これには家族も一族の者も、ほとほと困り果てた。よりによって本家の長男がどうして!
ーーと。

しかしそれも、今日で終わりだ。
涼介の姉、霞子は背後の弟をチラリと見やり、こっそり安堵の息をついた。涼介の霊の認識に対する頑固さには霞子も手を焼かされてきたのだ。流石の弟も、御大樹様に対面すれば認識を改めることだろう。

「うわっ」
ガサガサッという音と共に聞こえた声に霞子が振り向くと、涼介が盛大に転んだところだった。

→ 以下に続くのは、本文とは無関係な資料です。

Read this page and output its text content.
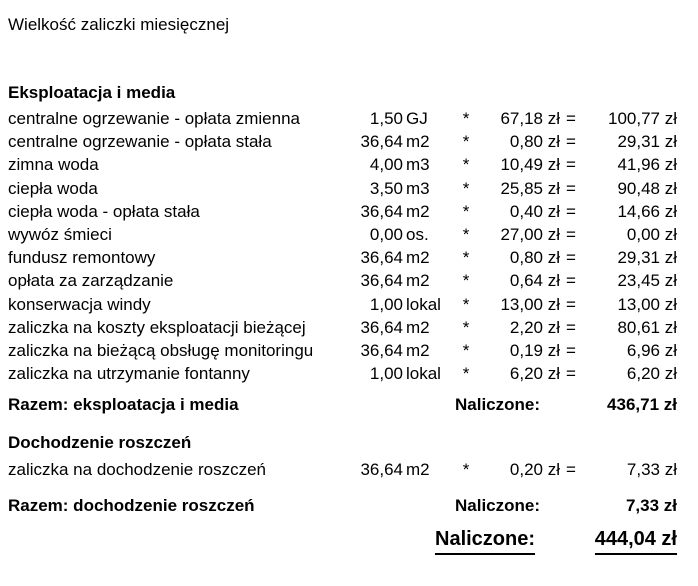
Wielkość zaliczki miesięcznej
Eksploatacja i media
centralne ogrzewanie - opłata zmienna	1,50 GJ	*	67,18 zł =	100,77 zł
centralne ogrzewanie - opłata stała	36,64 m2	*	0,80 zł =	29,31 zł
zimna woda	4,00 m3	*	10,49 zł =	41,96 zł
ciepła woda	3,50 m3	*	25,85 zł =	90,48 zł
ciepła woda - opłata stała	36,64 m2	*	0,40 zł =	14,66 zł
wywóz śmieci	0,00 os.	*	27,00 zł =	0,00 zł
fundusz remontowy	36,64 m2	*	0,80 zł =	29,31 zł
opłata za zarządzanie	36,64 m2	*	0,64 zł =	23,45 zł
konserwacja windy	1,00 lokal	*	13,00 zł =	13,00 zł
zaliczka na koszty eksploatacji bieżącej	36,64 m2	*	2,20 zł =	80,61 zł
zaliczka na bieżącą obsługę monitoringu	36,64 m2	*	0,19 zł =	6,96 zł
zaliczka na utrzymanie fontanny	1,00 lokal	*	6,20 zł =	6,20 zł
Razem: eksploatacja i media	Naliczone:	436,71 zł
Dochodzenie roszczeń
zaliczka na dochodzenie roszczeń	36,64 m2	*	0,20 zł =	7,33 zł
Razem: dochodzenie roszczeń	Naliczone:	7,33 zł
Naliczone:	444,04 zł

積み重なった疲労で足元が疎かになったのか、涼介の足は地面を這うツタに引っかかっていた。
「あーもう。足元よく見なさいよ」
ツタを取り外して手を引っ張り上げてやると、涼介は今にも泣き出しそうな顔をしていた。
これには少しばかり霞子も同情する。
長時間不安定な山道を歩かされ、しかも目的は木だというのだから。
幼少期から霊だの怨霊だの聞かしておきながら、行き着く先はアニミズムかよ!ーーとでも思っているのだろう。気持ちはわからなくもないが、涼介のためにも、もう少し頑張ってもらわなければならない。
目的地の頂上はすぐそこだ。
霞子は涼介に背中を向けて屈んだ。
「おぶってやるから、もうちょい頑張りなさい」
これに涼介は渋面になる。
「…いい。自分で歩くよ」
首を振る涼介に、霞子は苦笑した。本当に可愛くない弟だ。